Great cover photo for a Time “guardians of truth” issue.
Trump journalism is obsessive, manic and unboundedly adversarial. Much of it is wish-fantasy in print or online. The evidence was clear from the night of his election, when that great organ of higher reportage, The New York Times, was giving Mr. Trump an eight-per-cent chance of victory, and poor Hillary a wild 92 per cent. Error of that magnitude doesn’t spring from faulty polling or inadequate assessment of the public mood.
Time, that tattered, shrunken revenant of a once-popular news magazine, continues in its endless decline to delude itself that it has either the authority or the competence to name the “Person of the Year.” Brilliantly it named journalists — “The Guardians” — as 2018’s collective heroes, with Jamal Khashoggi given pride of place on the once-iconic cover. Time neglected to check on Khashoggi and now finds that it nominated a Qatar stooge, whose columns were midwifed by officers in the Qatar government, and whose “journalistic” career was but a distracting pendant to his many more serious activities, latterly as an anti-Saudi lobbyist, nephew to the one-time world’s biggest arms dealer, and a host of other shadowy mésalliances.
There is an old word, not seen much in modern writing, quite possibly in near full decay from lack of use. Which is a shame for it still remains possibly the only full semantic vehicle for certain phenomena. The word is incompossible, and its meaning (taken here from the Oxford English Dictionary) is: adj. – Unable to exist if something else exists. Two things are incompossible when the world of being has scope enough for one of them, but not enough for both.
To illustrate the meaning, I offer a few sentences: Environmentalism and journalism are incompossible.

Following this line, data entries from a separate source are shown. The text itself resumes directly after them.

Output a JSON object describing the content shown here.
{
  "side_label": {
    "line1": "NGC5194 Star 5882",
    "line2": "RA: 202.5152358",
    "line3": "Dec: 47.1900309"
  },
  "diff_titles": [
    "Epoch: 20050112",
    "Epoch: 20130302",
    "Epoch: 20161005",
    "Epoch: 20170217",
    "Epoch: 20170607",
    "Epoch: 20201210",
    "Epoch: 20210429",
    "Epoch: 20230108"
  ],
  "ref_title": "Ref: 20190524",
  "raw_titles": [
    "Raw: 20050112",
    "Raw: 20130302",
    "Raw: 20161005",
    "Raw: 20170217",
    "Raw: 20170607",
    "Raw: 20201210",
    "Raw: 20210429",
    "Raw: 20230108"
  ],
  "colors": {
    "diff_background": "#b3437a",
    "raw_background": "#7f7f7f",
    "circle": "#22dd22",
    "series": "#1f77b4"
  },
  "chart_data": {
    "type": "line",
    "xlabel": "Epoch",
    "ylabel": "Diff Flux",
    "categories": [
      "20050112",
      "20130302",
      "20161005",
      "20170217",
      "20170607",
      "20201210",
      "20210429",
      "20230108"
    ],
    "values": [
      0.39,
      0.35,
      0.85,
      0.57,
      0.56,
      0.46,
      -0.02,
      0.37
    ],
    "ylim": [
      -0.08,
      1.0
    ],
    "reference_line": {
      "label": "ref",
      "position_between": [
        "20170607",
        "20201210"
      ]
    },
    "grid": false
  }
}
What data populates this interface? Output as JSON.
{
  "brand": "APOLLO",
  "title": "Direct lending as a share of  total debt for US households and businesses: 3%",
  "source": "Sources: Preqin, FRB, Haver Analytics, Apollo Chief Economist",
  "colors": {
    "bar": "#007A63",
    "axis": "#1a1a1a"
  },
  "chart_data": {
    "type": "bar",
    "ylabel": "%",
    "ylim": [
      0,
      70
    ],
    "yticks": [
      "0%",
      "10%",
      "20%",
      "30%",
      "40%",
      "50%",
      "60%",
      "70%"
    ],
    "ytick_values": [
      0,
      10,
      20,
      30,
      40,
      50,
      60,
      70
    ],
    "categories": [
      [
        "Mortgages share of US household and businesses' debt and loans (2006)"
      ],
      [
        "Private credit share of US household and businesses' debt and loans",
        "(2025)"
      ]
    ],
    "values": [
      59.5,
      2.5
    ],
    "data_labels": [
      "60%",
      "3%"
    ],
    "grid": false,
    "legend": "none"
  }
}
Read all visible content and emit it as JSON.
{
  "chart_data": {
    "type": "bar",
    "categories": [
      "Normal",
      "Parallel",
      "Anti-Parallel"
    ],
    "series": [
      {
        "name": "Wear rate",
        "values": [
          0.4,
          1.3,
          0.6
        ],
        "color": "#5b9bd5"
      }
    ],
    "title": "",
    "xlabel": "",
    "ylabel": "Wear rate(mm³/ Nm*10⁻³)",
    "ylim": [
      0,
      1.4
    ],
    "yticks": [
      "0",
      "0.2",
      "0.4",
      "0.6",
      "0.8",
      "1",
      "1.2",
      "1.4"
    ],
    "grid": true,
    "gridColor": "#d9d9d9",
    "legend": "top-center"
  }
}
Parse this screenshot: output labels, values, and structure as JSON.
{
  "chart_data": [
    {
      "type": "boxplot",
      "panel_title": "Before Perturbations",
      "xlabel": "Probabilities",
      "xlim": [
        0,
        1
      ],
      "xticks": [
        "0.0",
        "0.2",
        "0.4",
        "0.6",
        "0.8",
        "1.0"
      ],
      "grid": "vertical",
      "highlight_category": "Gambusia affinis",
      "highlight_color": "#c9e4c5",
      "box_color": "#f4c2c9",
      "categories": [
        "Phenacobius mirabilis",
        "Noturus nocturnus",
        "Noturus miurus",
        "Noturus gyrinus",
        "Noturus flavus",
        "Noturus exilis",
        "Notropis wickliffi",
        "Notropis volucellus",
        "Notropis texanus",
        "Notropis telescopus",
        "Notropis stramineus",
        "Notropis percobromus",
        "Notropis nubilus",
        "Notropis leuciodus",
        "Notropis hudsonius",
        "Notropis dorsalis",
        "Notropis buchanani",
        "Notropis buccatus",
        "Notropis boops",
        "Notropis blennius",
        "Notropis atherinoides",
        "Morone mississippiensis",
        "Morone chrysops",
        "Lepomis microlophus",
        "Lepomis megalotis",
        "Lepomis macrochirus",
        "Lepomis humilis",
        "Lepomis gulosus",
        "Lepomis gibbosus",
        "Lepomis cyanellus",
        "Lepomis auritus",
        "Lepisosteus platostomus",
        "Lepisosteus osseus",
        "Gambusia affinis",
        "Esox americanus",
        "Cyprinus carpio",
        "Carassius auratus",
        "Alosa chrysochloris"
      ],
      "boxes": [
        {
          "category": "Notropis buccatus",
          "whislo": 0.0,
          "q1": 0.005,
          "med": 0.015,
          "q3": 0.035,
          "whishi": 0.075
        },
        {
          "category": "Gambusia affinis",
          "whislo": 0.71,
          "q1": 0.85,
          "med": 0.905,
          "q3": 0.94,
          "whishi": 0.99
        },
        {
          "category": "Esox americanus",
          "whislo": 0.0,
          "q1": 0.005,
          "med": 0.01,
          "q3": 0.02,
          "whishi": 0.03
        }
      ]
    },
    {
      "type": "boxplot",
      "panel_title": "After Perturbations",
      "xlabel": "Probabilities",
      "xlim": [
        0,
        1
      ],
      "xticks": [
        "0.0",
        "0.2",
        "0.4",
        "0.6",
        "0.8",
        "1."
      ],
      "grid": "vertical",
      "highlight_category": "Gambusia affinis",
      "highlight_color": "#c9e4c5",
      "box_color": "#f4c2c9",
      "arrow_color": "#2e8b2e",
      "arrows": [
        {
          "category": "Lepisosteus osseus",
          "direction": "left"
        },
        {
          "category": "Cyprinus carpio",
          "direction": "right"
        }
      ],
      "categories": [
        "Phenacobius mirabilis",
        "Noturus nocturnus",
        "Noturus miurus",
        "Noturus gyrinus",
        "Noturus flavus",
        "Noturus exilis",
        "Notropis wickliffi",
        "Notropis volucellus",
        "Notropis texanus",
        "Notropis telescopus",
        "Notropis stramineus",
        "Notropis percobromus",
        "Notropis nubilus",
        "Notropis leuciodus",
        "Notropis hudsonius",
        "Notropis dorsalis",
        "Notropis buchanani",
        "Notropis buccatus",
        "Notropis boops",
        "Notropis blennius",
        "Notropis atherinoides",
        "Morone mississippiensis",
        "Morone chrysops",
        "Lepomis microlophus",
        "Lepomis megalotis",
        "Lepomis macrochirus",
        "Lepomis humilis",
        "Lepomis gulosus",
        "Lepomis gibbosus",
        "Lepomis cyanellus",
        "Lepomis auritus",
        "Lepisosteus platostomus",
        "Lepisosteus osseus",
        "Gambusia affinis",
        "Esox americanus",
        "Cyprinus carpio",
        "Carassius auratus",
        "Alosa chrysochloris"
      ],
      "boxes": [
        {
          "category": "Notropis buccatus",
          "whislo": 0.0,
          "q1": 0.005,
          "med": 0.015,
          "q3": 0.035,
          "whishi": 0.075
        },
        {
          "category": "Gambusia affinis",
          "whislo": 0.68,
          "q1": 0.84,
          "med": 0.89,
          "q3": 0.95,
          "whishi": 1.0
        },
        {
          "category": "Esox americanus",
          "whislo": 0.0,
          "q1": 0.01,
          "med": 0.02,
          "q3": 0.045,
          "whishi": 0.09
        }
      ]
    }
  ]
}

Hatred of and contempt for Donald Trump and honest reporting on him are incompossible.
It is incorruptible evidence that a once great newspaper had chosen to report what its owners and reporters wanted to see as reality, its fantasy of reality, as the reality. They had cut all anchors to objectivity and fact to drift on the currents of advocacy and wish-fulfillment. On that same night, as the results came in on the networks, people saw on the crestfallen faces of the anchor “guardians” for whom “speaking truth to power” is their prayer and motto, just how unwelcome the real truth was, when their power to declare what that truth should be, had been denied them.